Anti-Aging: „Raus mit den alten Zellen“

Donnerstag, 4. Februar 2016

Rochester – Die Lebenserwartung könnte deutlich gesteigert werden, wenn es gelänge, alte verbrauchte Zellen aus dem Körper zu eliminieren. Dies zeigen tierexperimentelle Studien in Nature (2016; doi: doi:10.1038/nature16932). Menschen altern, weil ihre Zellen irgendwann aufhören, sich zu teilen. Über eine gewisse Zeit werden verbrauchte Zellen noch vom Immunsystem beseitigt. Doch irgendwann altert auch das Immunsystem. Dann kommt es zur Akkumulation von seneszenten Zellen.

Diese Zellen setzen einen Cocktail von Substanzen frei, die als „senescence-associated secretory phenotype" (SASP) bezeichnet werden.
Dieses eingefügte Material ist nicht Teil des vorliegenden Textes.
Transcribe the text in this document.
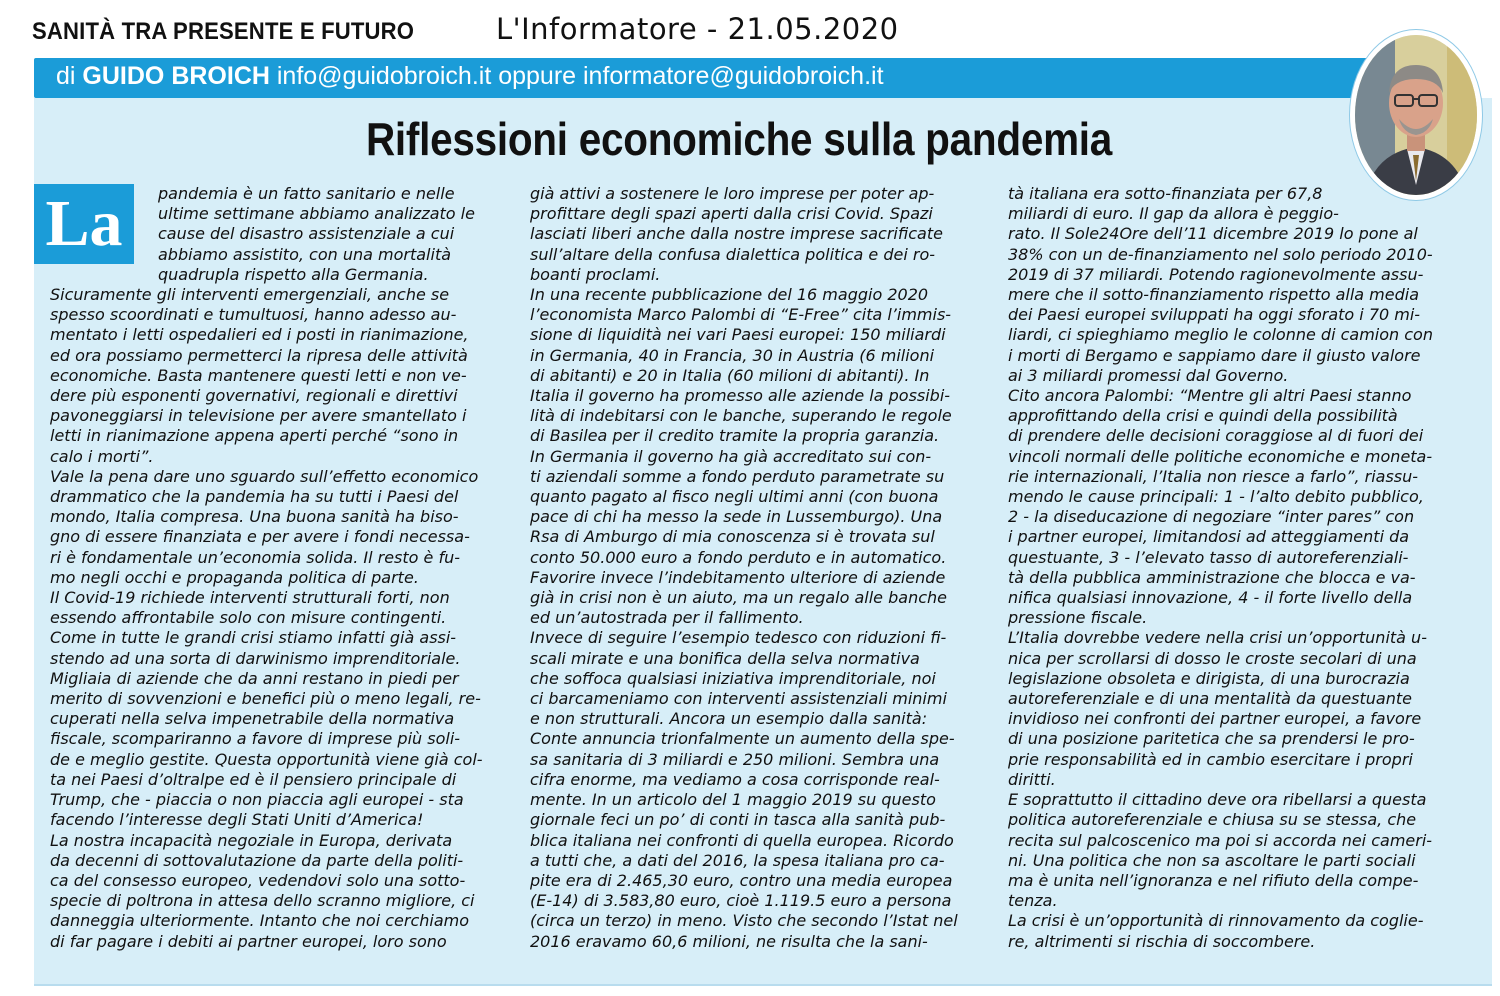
SANITÀ TRA PRESENTE E FUTURO	L'Informatore - 21.05.2020
di GUIDO BROICH info@guidobroich.it oppure informatore@guidobroich.it
Riflessioni economiche sulla pandemia
La	pandemia è un fatto sanitario e nelle

ultime settimane abbiamo analizzato le

cause del disastro assistenziale a cui

abbiamo assistito, con una mortalità

quadrupla rispetto alla Germania.

Sicuramente gli interventi emergenziali, anche se

spesso scoordinati e tumultuosi, hanno adesso au-

mentato i letti ospedalieri ed i posti in rianimazione,

ed ora possiamo permetterci la ripresa delle attività

economiche. Basta mantenere questi letti e non ve-

dere più esponenti governativi, regionali e direttivi

pavoneggiarsi in televisione per avere smantellato i

letti in rianimazione appena aperti perché “sono in

calo i morti”.

Vale la pena dare uno sguardo sull’effetto economico

drammatico che la pandemia ha su tutti i Paesi del

mondo, Italia compresa. Una buona sanità ha biso-

gno di essere finanziata e per avere i fondi necessa-

ri è fondamentale un’economia solida. Il resto è fu-

mo negli occhi e propaganda politica di parte.

Il Covid-19 richiede interventi strutturali forti, non

essendo affrontabile solo con misure contingenti.

Come in tutte le grandi crisi stiamo infatti già assi-

stendo ad una sorta di darwinismo imprenditoriale.

Migliaia di aziende che da anni restano in piedi per

merito di sovvenzioni e benefici più o meno legali, re-

cuperati nella selva impenetrabile della normativa

fiscale, scompariranno a favore di imprese più soli-

de e meglio gestite. Questa opportunità viene già col-

ta nei Paesi d’oltralpe ed è il pensiero principale di

Trump, che - piaccia o non piaccia agli europei - sta

facendo l’interesse degli Stati Uniti d’America!

La nostra incapacità negoziale in Europa, derivata

da decenni di sottovalutazione da parte della politi-

ca del consesso europeo, vedendovi solo una sotto-

specie di poltrona in attesa dello scranno migliore, ci

danneggia ulteriormente. Intanto che noi cerchiamo

di far pagare i debiti ai partner europei, loro sono

già attivi a sostenere le loro imprese per poter ap-

profittare degli spazi aperti dalla crisi Covid. Spazi

lasciati liberi anche dalla nostre imprese sacrificate

sull’altare della confusa dialettica politica e dei ro-

boanti proclami.

In una recente pubblicazione del 16 maggio 2020

l’economista Marco Palombi di “E-Free” cita l’immis-

sione di liquidità nei vari Paesi europei: 150 miliardi

in Germania, 40 in Francia, 30 in Austria (6 milioni

di abitanti) e 20 in Italia (60 milioni di abitanti). In

Italia il governo ha promesso alle aziende la possibi-

lità di indebitarsi con le banche, superando le regole

di Basilea per il credito tramite la propria garanzia.

In Germania il governo ha già accreditato sui con-

ti aziendali somme a fondo perduto parametrate su

quanto pagato al fisco negli ultimi anni (con buona

pace di chi ha messo la sede in Lussemburgo). Una

Rsa di Amburgo di mia conoscenza si è trovata sul

conto 50.000 euro a fondo perduto e in automatico.

Favorire invece l’indebitamento ulteriore di aziende

già in crisi non è un aiuto, ma un regalo alle banche

ed un’autostrada per il fallimento.

Invece di seguire l’esempio tedesco con riduzioni fi-

scali mirate e una bonifica della selva normativa

che soffoca qualsiasi iniziativa imprenditoriale, noi

ci barcameniamo con interventi assistenziali minimi

e non strutturali. Ancora un esempio dalla sanità:

Conte annuncia trionfalmente un aumento della spe-

sa sanitaria di 3 miliardi e 250 milioni. Sembra una

cifra enorme, ma vediamo a cosa corrisponde real-

mente. In un articolo del 1 maggio 2019 su questo

giornale feci un po’ di conti in tasca alla sanità pub-

blica italiana nei confronti di quella europea. Ricordo

a tutti che, a dati del 2016, la spesa italiana pro ca-

pite era di 2.465,30 euro, contro una media europea

(E-14) di 3.583,80 euro, cioè 1.119.5 euro a persona

(circa un terzo) in meno. Visto che secondo l’Istat nel

2016 eravamo 60,6 milioni, ne risulta che la sani-

tà italiana era sotto-finanziata per 67,8

miliardi di euro. Il gap da allora è peggio-

rato. Il Sole24Ore dell’11 dicembre 2019 lo pone al

38% con un de-finanziamento nel solo periodo 2010-

2019 di 37 miliardi. Potendo ragionevolmente assu-

mere che il sotto-finanziamento rispetto alla media

dei Paesi europei sviluppati ha oggi sforato i 70 mi-

liardi, ci spieghiamo meglio le colonne di camion con

i morti di Bergamo e sappiamo dare il giusto valore

ai 3 miliardi promessi dal Governo.

Cito ancora Palombi: “Mentre gli altri Paesi stanno

approfittando della crisi e quindi della possibilità

di prendere delle decisioni coraggiose al di fuori dei

vincoli normali delle politiche economiche e moneta-

rie internazionali, l’Italia non riesce a farlo”, riassu-

mendo le cause principali: 1 - l’alto debito pubblico,

2 - la diseducazione di negoziare “inter pares” con

i partner europei, limitandosi ad atteggiamenti da

questuante, 3 - l’elevato tasso di autoreferenziali-

tà della pubblica amministrazione che blocca e va-

nifica qualsiasi innovazione, 4 - il forte livello della

pressione fiscale.

L’Italia dovrebbe vedere nella crisi un’opportunità u-

nica per scrollarsi di dosso le croste secolari di una

legislazione obsoleta e dirigista, di una burocrazia

autoreferenziale e di una mentalità da questuante

invidioso nei confronti dei partner europei, a favore

di una posizione paritetica che sa prendersi le pro-

prie responsabilità ed in cambio esercitare i propri

diritti.

E soprattutto il cittadino deve ora ribellarsi a questa

politica autoreferenziale e chiusa su se stessa, che

recita sul palcoscenico ma poi si accorda nei cameri-

ni. Una politica che non sa ascoltare le parti sociali

ma è unita nell’ignoranza e nel rifiuto della compe-

tenza.

La crisi è un’opportunità di rinnovamento da coglie-

re, altrimenti si rischia di soccombere.
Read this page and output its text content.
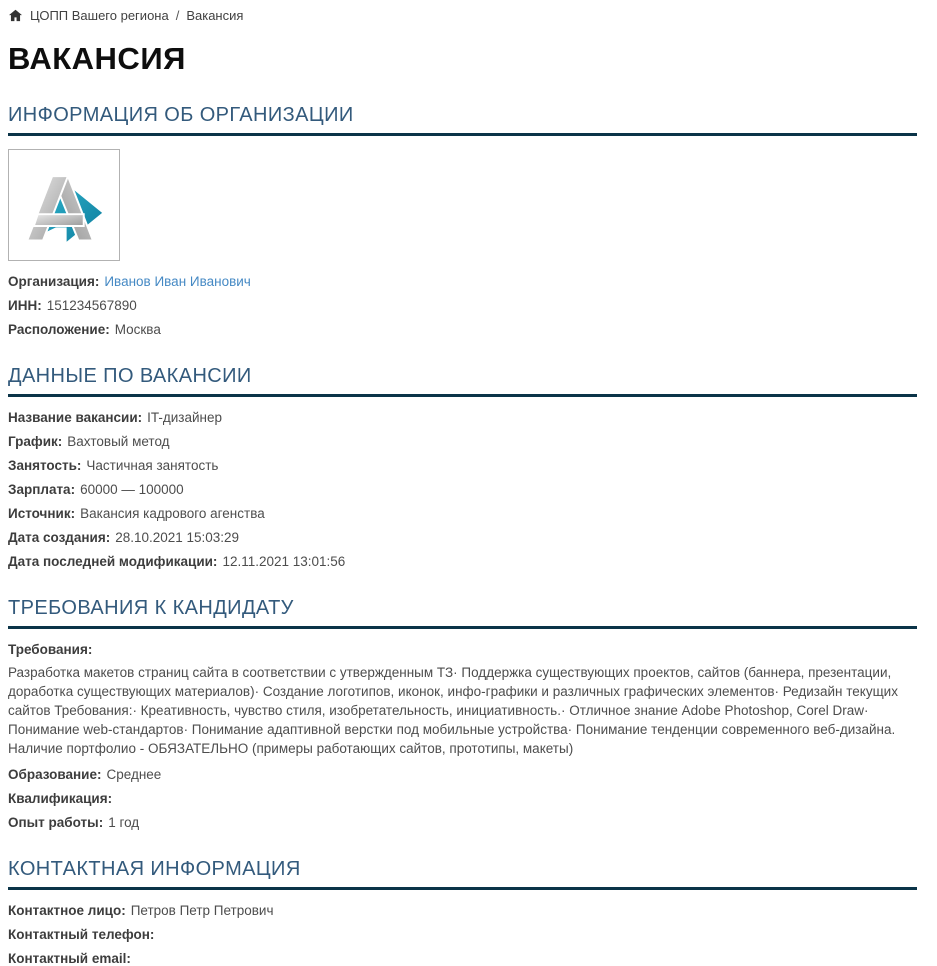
ЦОПП Вашего региона / Вакансия
ВАКАНСИЯ
ИНФОРМАЦИЯ ОБ ОРГАНИЗАЦИИ
Организация: Иванов Иван Иванович
ИНН: 151234567890
Расположение: Москва
ДАННЫЕ ПО ВАКАНСИИ
Название вакансии: IT-дизайнер
График: Вахтовый метод
Занятость: Частичная занятость
Зарплата: 60000 — 100000
Источник: Вакансия кадрового агенства
Дата создания: 28.10.2021 15:03:29
Дата последней модификации: 12.11.2021 13:01:56
ТРЕБОВАНИЯ К КАНДИДАТУ
Требования:
Разработка макетов страниц сайта в соответствии с утвержденным ТЗ· Поддержка существующих проектов, сайтов (баннера, презентации, доработка существующих материалов)· Создание логотипов, иконок, инфо-графики и различных графических элементов· Редизайн текущих сайтов Требования:· Креативность, чувство стиля, изобретательность, инициативность.· Отличное знание Adobe Photoshop, Corel Draw· Понимание web-стандартов· Понимание адаптивной верстки под мобильные устройства· Понимание тенденции современного веб-дизайна. Наличие портфолио - ОБЯЗАТЕЛЬНО (примеры работающих сайтов, прототипы, макеты)
Образование: Среднее
Квалификация:
Опыт работы: 1 год
КОНТАКТНАЯ ИНФОРМАЦИЯ
Контактное лицо: Петров Петр Петрович
Контактный телефон:
Контактный email:
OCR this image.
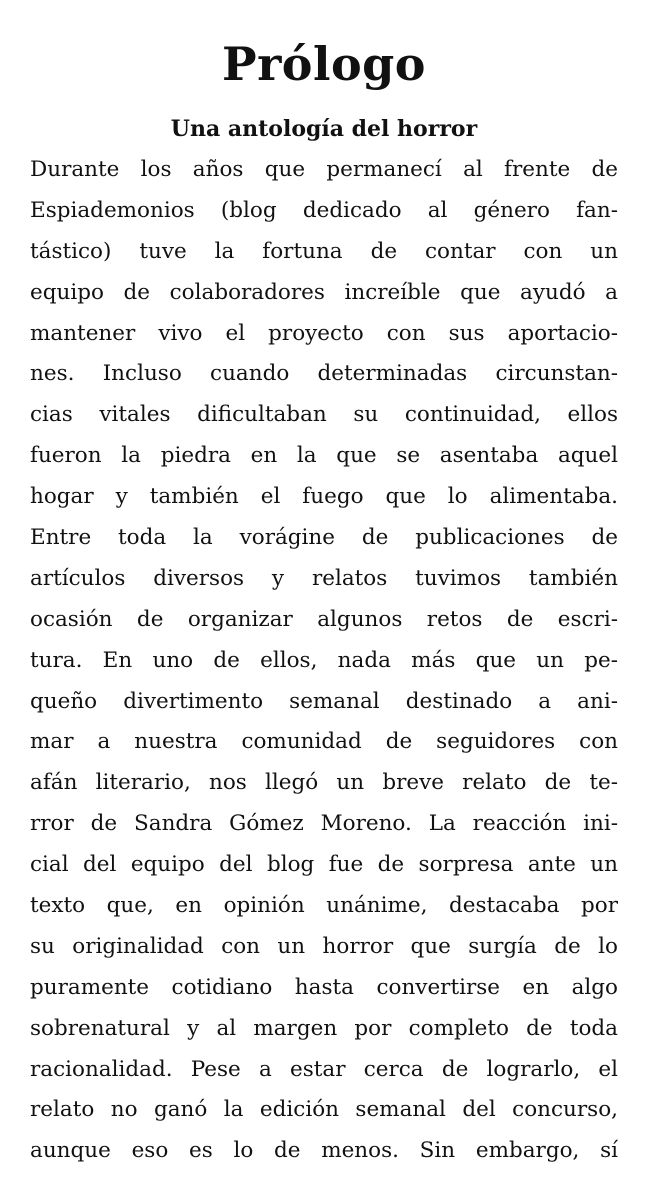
Prólogo
Una antología del horror
Durante los años que permanecí al frente de
Espiademonios (blog dedicado al género fan-
tástico) tuve la fortuna de contar con un
equipo de colaboradores increíble que ayudó a
mantener vivo el proyecto con sus aportacio-
nes. Incluso cuando determinadas circunstan-
cias vitales dificultaban su continuidad, ellos
fueron la piedra en la que se asentaba aquel
hogar y también el fuego que lo alimentaba.
Entre toda la vorágine de publicaciones de
artículos diversos y relatos tuvimos también
ocasión de organizar algunos retos de escri-
tura. En uno de ellos, nada más que un pe-
queño divertimento semanal destinado a ani-
mar a nuestra comunidad de seguidores con
afán literario, nos llegó un breve relato de te-
rror de Sandra Gómez Moreno. La reacción ini-
cial del equipo del blog fue de sorpresa ante un
texto que, en opinión unánime, destacaba por
su originalidad con un horror que surgía de lo
puramente cotidiano hasta convertirse en algo
sobrenatural y al margen por completo de toda
racionalidad. Pese a estar cerca de lograrlo, el
relato no ganó la edición semanal del concurso,
aunque eso es lo de menos. Sin embargo, sí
Dazu gehören Matrix-Metallo­proteinasen. Das sind Enzyme, die die Extrazellularsubstanz angreifen. Hinzu kommen Signalsubstanzen, die Entzündungsreaktionen fördern. Zu den Folgen gehören typische Alterserkrankungen wie Typ 2-Diabetes, Nierenschwäche und auch Krebserkrankungen.

Molekularbiologen der Mayo Clinic in Rochester haben jetzt eine Möglichkeit entwickelt, seneszente Zellen aus dem Körper zu entfernen. Allerdings funktioniert dies nur bei gentechnisch modifizierten Mäusen. Die Forscher versahen die Mäuse mit einem Gen, das durch die Gabe eines Wirkstoffs aktiviert werden kann.

In diesem Fall zerstört es die Zellen. Um nur seneszente Zellen zu zerstören, wurde das Gen an einen Seneszenzmarker gebunden. Die jetzt vorgestellten Ergebnisse zeigen, dass die regelmäßige Behandlung mit dem Wirkstoff, der Seneszenz-Zellen zerstört, die Lebenserwartung der Tiere um 17 bis 35 Prozent verlängerte. Die Behandlung zögerte die Entwicklung von Krebserkrankungen hinaus und verbesserte die Funktion von Herz und Nieren. Die Tiere behielten im Alter ihre lebenswichtigen Fettvorräte und sie entwickelten weniger Katarakte.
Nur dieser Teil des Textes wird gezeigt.